The Mission explained the mandate that the member organizations have given to IUCN, to engage businesses in conservation agendas according to the private sector strategy approved by IUCN Council and the operational guidelines that seek objectivity, transparency and result orientation in such engagements while protecting the organization’s image and integrity as its most valuable assets.

Experiences of IUCN engagement with the mining industry, oil and gas businesses, agricultural sector, forest industries, fisheries and tourism were shared with DPCL authorities exemplifying IUCN’s value in terms of credible and independent science and convening of review panels and dialogues on contentious issues.

It was clarified that while IUCN expected to be paid for its costs, it was important for its potential business partners to understand and respect the need for its independence and credibility, both of which are at the very heart of its value for a business, committed to conservation.

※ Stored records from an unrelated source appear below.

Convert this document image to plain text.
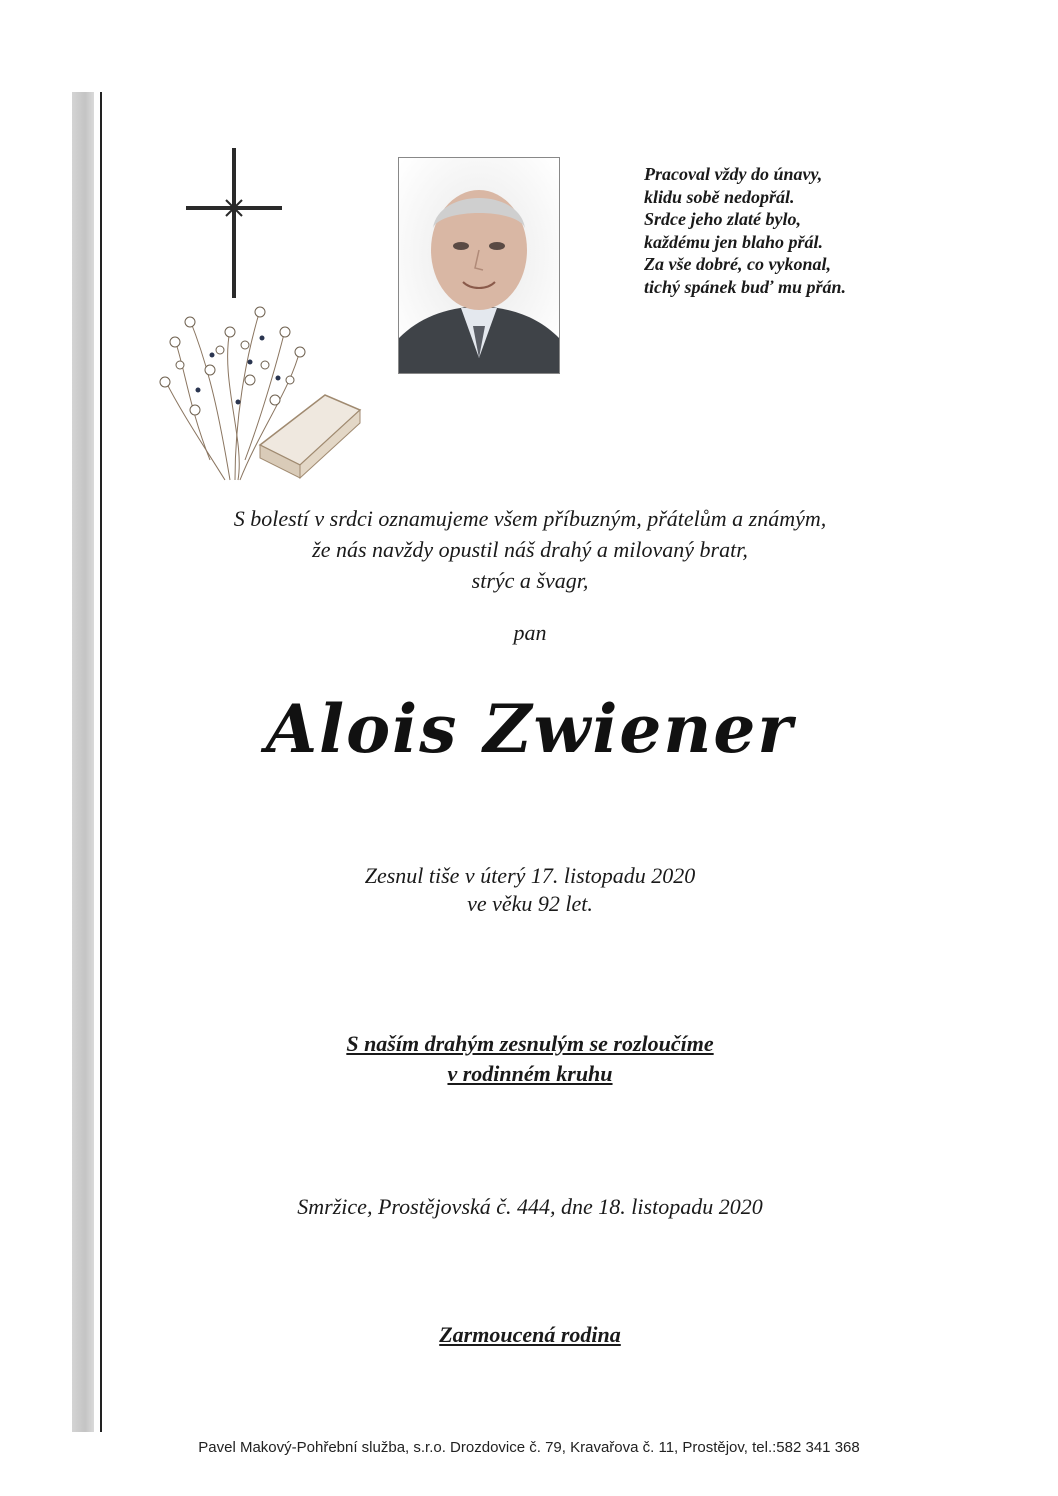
Pracoval vždy do únavy,
klidu sobě nedopřál.
Srdce jeho zlaté bylo,
každému jen blaho přál.
Za vše dobré, co vykonal,
tichý spánek buď mu přán.
S bolestí v srdci oznamujeme všem příbuzným, přátelům a známým,
že nás navždy opustil náš drahý a milovaný bratr,
strýc a švagr,
pan
Alois Zwiener
Zesnul tiše v úterý 17. listopadu 2020
ve věku 92 let.
S naším drahým zesnulým se rozloučíme
v rodinném kruhu
Smržice, Prostějovská č. 444, dne 18. listopadu 2020
Zarmoucená rodina
Pavel Makový-Pohřební služba, s.r.o. Drozdovice č. 79, Kravařova č. 11, Prostějov, tel.:582 341 368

7. IUCN as a Source of Independent, Credible and Sound Biological Information

The IUCN delegation further highlighted the broad extent and global leadership in species-based science and conservation through its Species Survival Commission, and in particular in this instance of the Marine Turtle Specialist Group (MTSG). The Mission noted that several of the key players in past deliberations were current members of the MTSG, and that in future deliberations IUCN would be able to draw on a wide base of specialists involved in turtle conservation and management issues related to protected areas, lighting pollution, urban planning, turtle biology and migration, amongst others.